The popular gay hook-up apps Grindr, Romeo, and Recon are putting people at risk by allowing a user’s precise location to be deciphered via trilateration, according to cyber-security researchers who showed their findings to BBC News.
In September 2018, Buzzfeed News pointed out the same issue with Grindr, which gave them a statement at the time: ‘In a statement to BuzzFeed News, Grindr president Scott Chen argued that the app’s geolocation feature is “core to our platform and user experience,” but also acknowledged that “there are inherent challenges in the use of any app that utilizes or relies upon location information.” Chen added, “Additionally, we currently utilize a geohash system, which approximates, rather than ‘pinpoints,’ all location information.” He also said that Grindr “will continue trying to evolve and improve our platform,” but did not specify how.’
The BBC explains how it works: “Imagine a man shows up on a dating app as ‘200m away’. You can draw a 200m (650ft) radius around your own location on a map and know he is somewhere on the edge of that circle. If you then move down the road and the same man shows up as 350m away, and you move again and he is 100m away, you can then draw all of these circles on the map at the same time and where they intersect will reveal exactly where the man is.”

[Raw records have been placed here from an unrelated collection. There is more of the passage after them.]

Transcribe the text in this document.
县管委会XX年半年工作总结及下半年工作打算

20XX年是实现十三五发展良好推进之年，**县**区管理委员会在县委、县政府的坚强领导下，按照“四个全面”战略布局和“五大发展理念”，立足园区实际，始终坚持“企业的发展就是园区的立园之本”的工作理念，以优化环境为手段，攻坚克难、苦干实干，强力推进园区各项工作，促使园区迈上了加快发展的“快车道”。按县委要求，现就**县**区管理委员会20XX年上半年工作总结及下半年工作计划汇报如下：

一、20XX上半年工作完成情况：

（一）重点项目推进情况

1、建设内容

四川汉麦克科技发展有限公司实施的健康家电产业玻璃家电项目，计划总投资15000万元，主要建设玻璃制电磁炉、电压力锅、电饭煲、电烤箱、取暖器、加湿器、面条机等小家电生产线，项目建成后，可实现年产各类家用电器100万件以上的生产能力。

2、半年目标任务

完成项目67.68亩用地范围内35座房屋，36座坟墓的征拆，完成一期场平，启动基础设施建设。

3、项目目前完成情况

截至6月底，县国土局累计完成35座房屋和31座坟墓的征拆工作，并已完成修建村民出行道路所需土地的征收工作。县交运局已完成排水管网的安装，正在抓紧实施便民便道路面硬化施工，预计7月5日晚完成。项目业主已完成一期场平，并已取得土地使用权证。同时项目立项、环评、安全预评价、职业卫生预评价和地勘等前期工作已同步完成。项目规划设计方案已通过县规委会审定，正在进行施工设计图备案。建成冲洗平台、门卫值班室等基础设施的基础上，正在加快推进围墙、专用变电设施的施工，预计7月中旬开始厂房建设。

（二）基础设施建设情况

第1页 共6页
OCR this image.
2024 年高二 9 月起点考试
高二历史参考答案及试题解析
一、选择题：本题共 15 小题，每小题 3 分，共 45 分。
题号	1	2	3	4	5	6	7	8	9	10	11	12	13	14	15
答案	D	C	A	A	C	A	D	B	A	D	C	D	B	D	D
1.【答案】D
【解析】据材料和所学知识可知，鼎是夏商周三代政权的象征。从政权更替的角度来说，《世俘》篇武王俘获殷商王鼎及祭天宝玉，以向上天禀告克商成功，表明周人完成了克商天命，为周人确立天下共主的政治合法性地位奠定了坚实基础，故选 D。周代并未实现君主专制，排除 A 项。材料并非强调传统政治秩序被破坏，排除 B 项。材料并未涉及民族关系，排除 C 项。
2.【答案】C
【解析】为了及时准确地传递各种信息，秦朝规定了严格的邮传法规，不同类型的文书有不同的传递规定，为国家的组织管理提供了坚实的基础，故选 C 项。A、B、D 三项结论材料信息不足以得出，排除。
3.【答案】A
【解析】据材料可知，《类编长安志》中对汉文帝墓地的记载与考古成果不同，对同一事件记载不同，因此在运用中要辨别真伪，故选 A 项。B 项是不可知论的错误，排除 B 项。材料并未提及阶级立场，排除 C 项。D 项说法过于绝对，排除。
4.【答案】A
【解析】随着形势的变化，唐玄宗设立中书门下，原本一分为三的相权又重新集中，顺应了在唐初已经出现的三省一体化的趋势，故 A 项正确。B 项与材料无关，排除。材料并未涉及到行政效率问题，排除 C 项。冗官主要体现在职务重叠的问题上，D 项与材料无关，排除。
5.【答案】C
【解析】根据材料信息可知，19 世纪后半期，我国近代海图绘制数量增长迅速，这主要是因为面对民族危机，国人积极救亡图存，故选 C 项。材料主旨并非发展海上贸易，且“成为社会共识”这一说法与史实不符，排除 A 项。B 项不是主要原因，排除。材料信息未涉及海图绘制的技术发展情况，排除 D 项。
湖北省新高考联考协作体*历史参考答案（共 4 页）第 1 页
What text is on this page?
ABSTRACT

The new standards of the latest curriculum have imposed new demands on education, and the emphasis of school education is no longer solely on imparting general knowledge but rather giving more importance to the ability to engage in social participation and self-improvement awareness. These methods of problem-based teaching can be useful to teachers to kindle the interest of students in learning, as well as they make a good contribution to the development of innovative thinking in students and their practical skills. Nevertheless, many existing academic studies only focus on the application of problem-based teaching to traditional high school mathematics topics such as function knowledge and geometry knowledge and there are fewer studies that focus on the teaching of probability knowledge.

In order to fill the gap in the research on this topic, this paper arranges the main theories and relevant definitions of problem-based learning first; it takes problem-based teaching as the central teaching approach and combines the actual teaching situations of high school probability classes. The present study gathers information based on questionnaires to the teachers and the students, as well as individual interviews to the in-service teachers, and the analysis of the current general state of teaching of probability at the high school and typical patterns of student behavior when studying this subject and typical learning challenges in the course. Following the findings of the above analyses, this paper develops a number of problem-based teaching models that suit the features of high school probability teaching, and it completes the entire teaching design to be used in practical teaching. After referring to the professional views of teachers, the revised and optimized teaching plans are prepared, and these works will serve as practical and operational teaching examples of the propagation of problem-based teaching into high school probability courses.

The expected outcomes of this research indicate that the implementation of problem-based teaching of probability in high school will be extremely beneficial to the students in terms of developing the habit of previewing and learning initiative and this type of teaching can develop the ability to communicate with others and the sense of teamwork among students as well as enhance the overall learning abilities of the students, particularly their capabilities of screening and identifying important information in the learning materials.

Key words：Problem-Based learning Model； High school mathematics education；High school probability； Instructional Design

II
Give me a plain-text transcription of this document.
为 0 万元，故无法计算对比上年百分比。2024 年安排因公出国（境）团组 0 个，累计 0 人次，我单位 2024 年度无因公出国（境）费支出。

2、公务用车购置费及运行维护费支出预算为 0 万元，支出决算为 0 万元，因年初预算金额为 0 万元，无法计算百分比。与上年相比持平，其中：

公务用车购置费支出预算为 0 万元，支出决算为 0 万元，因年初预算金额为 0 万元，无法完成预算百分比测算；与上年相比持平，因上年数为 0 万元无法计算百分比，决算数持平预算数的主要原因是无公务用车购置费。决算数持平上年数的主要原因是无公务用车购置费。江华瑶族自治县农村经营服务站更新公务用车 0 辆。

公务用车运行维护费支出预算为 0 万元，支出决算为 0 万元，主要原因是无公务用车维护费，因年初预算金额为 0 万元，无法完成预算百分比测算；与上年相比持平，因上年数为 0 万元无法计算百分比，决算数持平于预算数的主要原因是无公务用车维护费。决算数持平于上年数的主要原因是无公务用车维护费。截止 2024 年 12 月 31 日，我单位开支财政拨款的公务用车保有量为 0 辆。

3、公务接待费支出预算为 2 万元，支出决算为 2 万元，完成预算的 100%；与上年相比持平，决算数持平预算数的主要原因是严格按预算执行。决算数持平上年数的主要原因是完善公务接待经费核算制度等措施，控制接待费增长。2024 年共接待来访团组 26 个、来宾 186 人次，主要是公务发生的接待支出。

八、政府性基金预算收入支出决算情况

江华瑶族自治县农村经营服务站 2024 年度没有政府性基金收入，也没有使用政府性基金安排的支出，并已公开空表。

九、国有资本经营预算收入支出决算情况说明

The researchers were also able to determine other users’ locations with technology that allowed them to fake their locations: “They also found that Grindr, Recon and Romeo had not fully secured the application programming interface (API) powering their apps. The researchers were able to generate maps of thousands of users at a time.”
After relaying this information to Grindr, Recon, and Romeo, Recon took action and said it had made changes to “obscure the precise location of its users.”
Grindr said that it gives users the option to hide their distance information and said it clouded users’ locations in countries where LGBTQ people are at risk. Romeo did not respond.
Scruff and Hornet, two gay hook-up apps which were not included in the researchers’ study, responded to BBC News’ request for comment: “Scruff told BBC News it used a location-scrambling algorithm. It is enabled by default in ’80 regions around the world where same-sex acts are criminalised’ and all other members can switch it on in the settings menu. Hornet told BBC News it snapped its users to a grid rather than presenting their exact location. It also lets members hide their distance in the settings menu.”
Earlier this year we reported that Grindr, the leading gay social app, was up for sale by Kunlun, the Chinese firm which acquired it in 2016, after a U.S. Government panel said it is a “national security risk.” The company’s plans for an IPO, which had been put on hold, are now reportedly back on.
CNBC reports: ‘Kunlun said in May it had agreed to a request by the Committee on Foreign Investment in the United States (CFIUS) to sell Grindr, setting a June 2020 deadline to do so and putting preparations for an IPO of Grindr on hold. A source familiar with the matter said on Monday that Kunlun’s efforts to sell Grindr outright were continuing even as the IPO preparations were relaunched.’